The Americans don't get hit with the plague apocalypse

That being said, you cannot expect them to be extremely effective with said guns. They may be, but it is not a given. After all, the introduction of weapons to Africa mainly allowed African kingdoms to capture more slaves to sell to European and or Islamic buyers.

But they were highly effective with guns, and their biggest obstacle was a supply of guns, tools for repairing guns, and powder for the guns. All of which Europeans would be much more eagerly helping them TTL. And I'm describing North Americans OTL. More organised states like the Inca or Mesoamericans (who might recruit European mercenary commanders to assist them) can master European firearms and modern tactics as well as anyone can--of course, tactics change in the New World based on geography. And as I suggested, a Native American slave trade would emerge and be sustained more than OTL's Native American slave trade. I think the experience of Africa is relevant to TTL's New World to some degree or another.
 
No reason to be antagonistic........ However, look to how the Timurids prepared for the superior Ottoman firearms and their use of Serbian 'black armored knights'. Or, the heavily armored cavalry the Abbasid period adopted to combat the Byzantine Cataphracts, Abbasid-Umayyad naval tactics to counteract the superiority of Greek naval arms, etc....

Mind you, the Ottoman army that engaged the Timurids was thousands of disciplined warriors, easily the greatest army of the time (except the massive hordes of cavalry filed by Timur) and some of the most heavily armored horsemen of the period. Yet, Timur prepared for this and avoided the Serbian knights with his army and outmaneuvered the Ottoman infantry which would later, with the same doctrine obliterated the greatest general of the period, in Is'mail al-Safviyyah.
Those were within the context that their leaders expected to deal with, and they had years of planning and experimentation.
Not so with Pizarro's cavalry. To his credit, Atahualpa anticipated the threat and tried to deal with it, by having soldiers who panicked at the sight of horses killed, and by having a huge number of bodyguards accompany him. He very clearly knew an ambush was a possibility and took steps to deal with the threat, but it wasn't enough against the tactical and technological advantages the Spanish had.
 
Well being ambushed and deceived is not a military strength either. Part of how old world armies operated was by deciet, which in the New, they did not have clear conceptions of.
From John Hemmings Conquest of the Incas:
"The Indians had never before seen the Christians retreat, and thought they were doing it as a trick to lure them onto the plain"
That sounds like a clear conception of military deceit to me. Certainly more of a conception of it than the Anglo-Saxons at Hastings had...
 
From John Hemmings Conquest of the Incas:
"The Indians had never before seen the Christians retreat, and thought they were doing it as a trick to lure them onto the plain"
That sounds like a clear conception of military deceit to me. Certainly more of a conception of it than the Anglo-Saxons at Hastings had...

Military deception is different than what the Spanish practiced. Military deceit has been practiced likely since the stone age and the Aztec knowledge of it speaks to a Stone Age civilization's ability to know such things. But how will the Aztecs understand kitman? Spain and its conquest of the New World is not too different to the Umayyad conquest of the Mid East and it makes sense the way in which Spain went through it, considering a large portion of their military ideals had developed from the Almohads.
 
The Battle of Otumba stands against your view.

That is oversimplified. The Spanish defeated the highly numerous Inca forces in their first engagement.
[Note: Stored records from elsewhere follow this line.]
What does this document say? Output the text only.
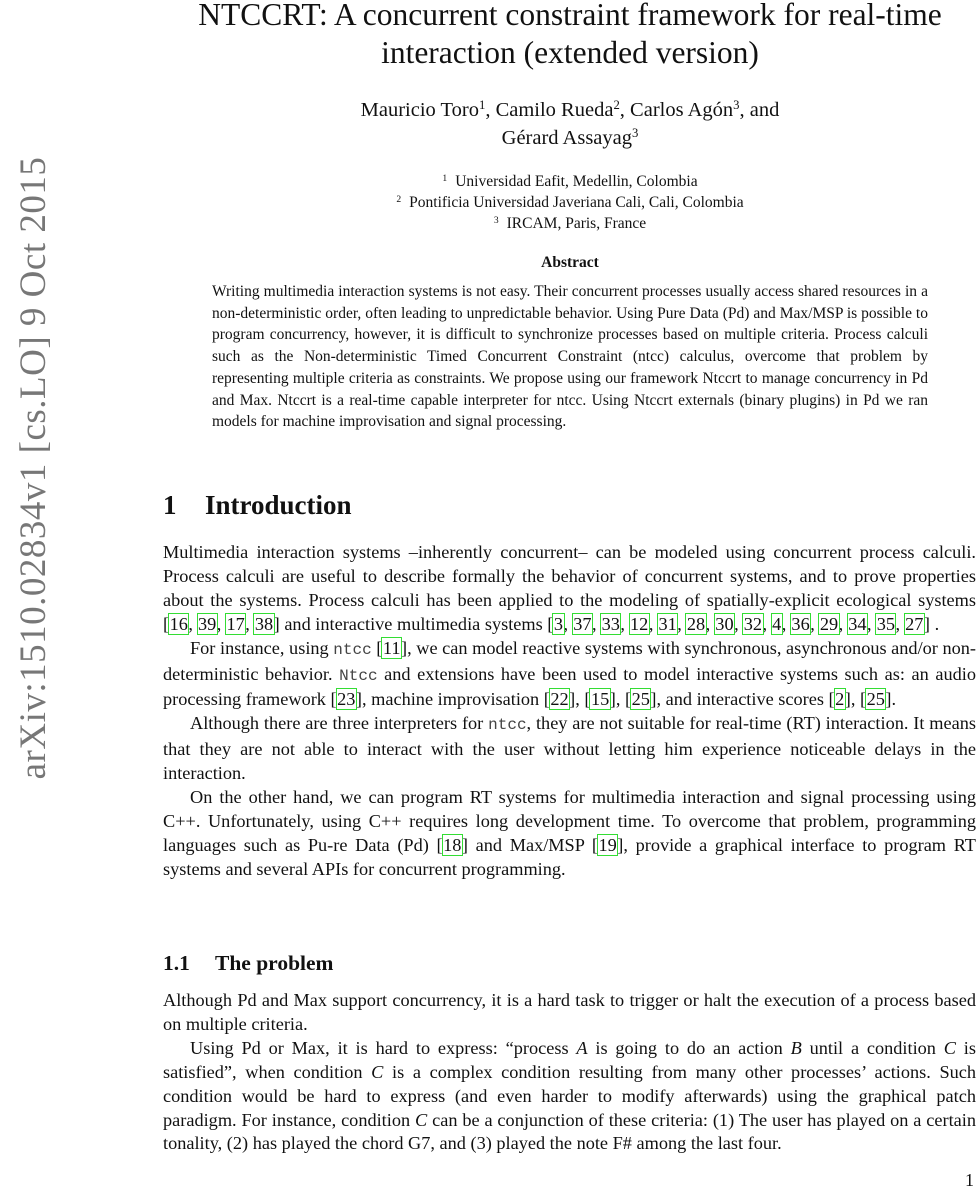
arXiv:1510.02834v1 [cs.LO] 9 Oct 2015
NTCCRT: A concurrent constraint framework for real-time
interaction (extended version)
Mauricio Toro$^1$, Camilo Rueda$^2$, Carlos Agón$^3$, and
Gérard Assayag$^3$
$^1$ Universidad Eafit, Medellin, Colombia
$^2$ Pontificia Universidad Javeriana Cali, Cali, Colombia
$^3$ IRCAM, Paris, France
Abstract
Writing multimedia interaction systems is not easy. Their concurrent processes usually access shared resources in a non-deterministic order, often leading to unpredictable behavior. Using Pure Data (Pd) and Max/MSP is possible to program concurrency, however, it is difficult to synchronize processes based on multiple criteria. Process calculi such as the Non-deterministic Timed Concurrent Constraint (ntcc) calculus, overcome that problem by representing multiple criteria as constraints. We propose using our framework Ntccrt to manage concurrency in Pd and Max. Ntccrt is a real-time capable interpreter for ntcc. Using Ntccrt externals (binary plugins) in Pd we ran models for machine improvisation and signal processing.
1 Introduction

Multimedia interaction systems –inherently concurrent– can be modeled using concurrent process calculi. Process calculi are useful to describe formally the behavior of concurrent systems, and to prove properties about the systems. Process calculi has been applied to the modeling of spatially-explicit ecological systems [16, 39, 17, 38] and interactive multimedia systems [3, 37, 33, 12, 31, 28, 30, 32, 4, 36, 29, 34, 35, 27] .

For instance, using ntcc [11], we can model reactive systems with synchronous, asynchronous and/or non-deterministic behavior. Ntcc and extensions have been used to model interactive systems such as: an audio processing framework [23], machine improvisation [22], [15], [25], and interactive scores [2], [25].

Although there are three interpreters for ntcc, they are not suitable for real-time (RT) interaction. It means that they are not able to interact with the user without letting him experience noticeable delays in the interaction.

On the other hand, we can program RT systems for multimedia interaction and signal processing using C++. Unfortunately, using C++ requires long development time. To overcome that problem, programming languages such as Pu-re Data (Pd) [18] and Max/MSP [19], provide a graphical interface to program RT systems and several APIs for concurrent programming.

1.1 The problem

Although Pd and Max support concurrency, it is a hard task to trigger or halt the execution of a process based on multiple criteria.

Using Pd or Max, it is hard to express: “process A is going to do an action B until a condition C is satisfied”, when condition C is a complex condition resulting from many other processes’ actions. Such condition would be hard to express (and even harder to modify afterwards) using the graphical patch paradigm. For instance, condition C can be a conjunction of these criteria: (1) The user has played on a certain tonality, (2) has played the chord G7, and (3) played the note F# among the last four.

1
As well, the Inca regardless of civil war had a vast numerical superiority. They also had greatly alienated indigenous tribes of the area.
With enough numbers,even professional armies can be defeated by poorly armed mobs.
 
Can be, but not always and typically peasant revolts fail. As well, the Spanish are fighting well trained troops, just ones completely outclassed by them.
Except they are heavily outnumbered,in unfamiliar territory and months from Spain.Many of them are just greedy bastards who can most likely be persuaded to switch sides if things go south.Peasant rebellions typically fail because they generally never evolve beyond the level of an armed mob and were generally poorly led.In this case,they will be led by their nobles.